Nichts liegt bei einer Dark Metal Band ,die aus der Nähe von Worms kommt, näher als sich die Thematisierung der Nibelungensage auf die Fahnen zu schreiben. Das hat sich die Band Corpsepain rund um Sänger und Mastermind Markus Liebel alias Dark Metaler wohl auch gedacht. Doch während das Album „The dark saga of the nibelungs“ aus dem Jahr 2005 sich noch ausschliesslich mit Siegfried und Konsorten beschäftigt hat, bedienen sich Corpspain bei ihrer aktuellen 4 Track Demo „Leichenkabinett“ der unterschiedlichsten Genreklischees.
Nachdem uns im ersten Song der Siegfried Mörder „Hagen von Tronje“ mit düsterem Sprechgesang und Growls sein Leid darlegt, begegnet der geneigte Hörer im weiteren Verlauf den allseits beliebten Szenegrößen „Schneewittchen“, der „Die Krähe (nimmermehr)“, die wenn man es ganz genau nehmen will ja eigentlich ein Rabe war und zuguterletzt niemand geringerem als „Vlad Dracula“ persönlich.
Nun das klingt jetzt erstmal nach jeder Menge Pathos – und ja das ist es wohl auch. Leider können die Texte zu den jeweiligen Titeln dann auch nicht durch besonders ausgeklügeltes Versmaß oder inhaltlich innovative Spannungsbögen punkten, so fällt die Kitschfalle hier gleich doppelt schwer ins Gewicht.

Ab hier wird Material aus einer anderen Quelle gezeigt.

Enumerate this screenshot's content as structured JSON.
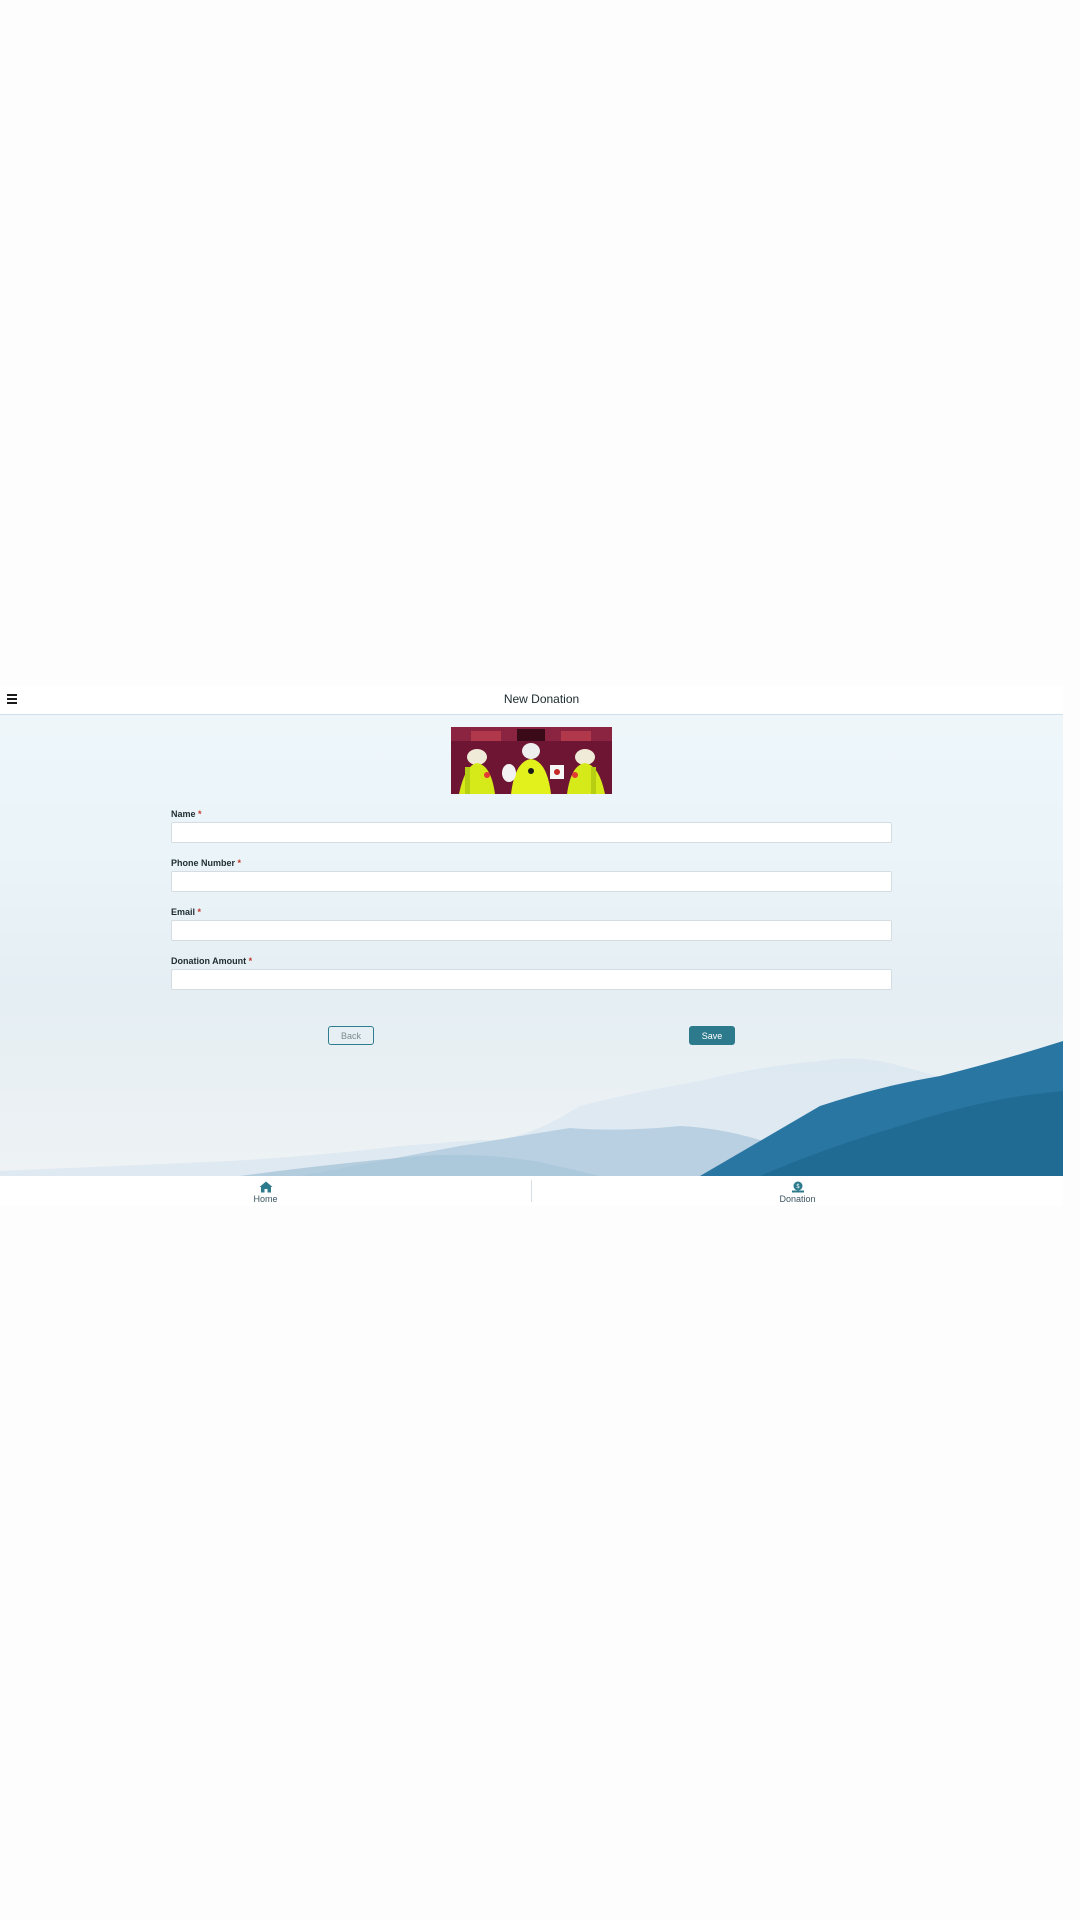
{
  "header": {
    "title": "New Donation",
    "menu_icon": "hamburger-menu-icon"
  },
  "form": {
    "fields": [
      {
        "label": "Name",
        "required_mark": "*",
        "value": "",
        "placeholder": ""
      },
      {
        "label": "Phone Number",
        "required_mark": "*",
        "value": "",
        "placeholder": ""
      },
      {
        "label": "Email",
        "required_mark": "*",
        "value": "",
        "placeholder": ""
      },
      {
        "label": "Donation Amount",
        "required_mark": "*",
        "value": "",
        "placeholder": ""
      }
    ],
    "back_label": "Back",
    "save_label": "Save"
  },
  "footer": {
    "items": [
      {
        "label": "Home",
        "icon": "home-icon"
      },
      {
        "label": "Donation",
        "icon": "donation-icon"
      }
    ]
  },
  "colors": {
    "accent": "#2c7a8c",
    "required": "#c0392b",
    "mountain_dark": "#1f6b94",
    "mountain_light": "#b3cfe2"
  }
}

Und dennoch kann man bei Corpsepain über lyrische Defizite mit gutem Gewissen hinwegesehen, denn was die 5 ambitionierten Musiker hier, unter rein musikalischem Aspekt betrachtet abliefern, klingt einfach richtig gut in den Ohren.
Fette deathmetal-lastige Gitarrenwände, Drums und Keyboards bilden das perfekte Fundament für den finsteren männlichen und den süssen weiblichen Wechselgesang. Die Grundidee Death/Blackmetal meets Gothic offenbart sich da natürlich schnell und doch gelingt es den Musikern sich mit insgesamt nur 4 Liedern erstaunlich abwechslungreich zu präsentieren. Ruhige, fast balladenhafte Momente treffen auf kraftvollen Sound und ergänzen sich harmonisch. Da drückt man bei Passagen wie „tanzenden Elfen … die uns helfen“ auch gerne mal ein Auge, oder ein Ohr zu. Als grosse Highlight dieser Demo-CD offenbart sich der Song „Schneewittchen“. Besonders interessant und erfreulich frisch klingt hier die Kombination von poplastigen Elementen und düsteren Growls. Der flotte, eingängige Sound schreit förmlich danach die Tanzflächen zu erobern. Eine wirklich gut umgesetze Idee und eine Stilrichtung, die man bei künftigen Werken unbedingt weiterhin berücksichtigen sollte.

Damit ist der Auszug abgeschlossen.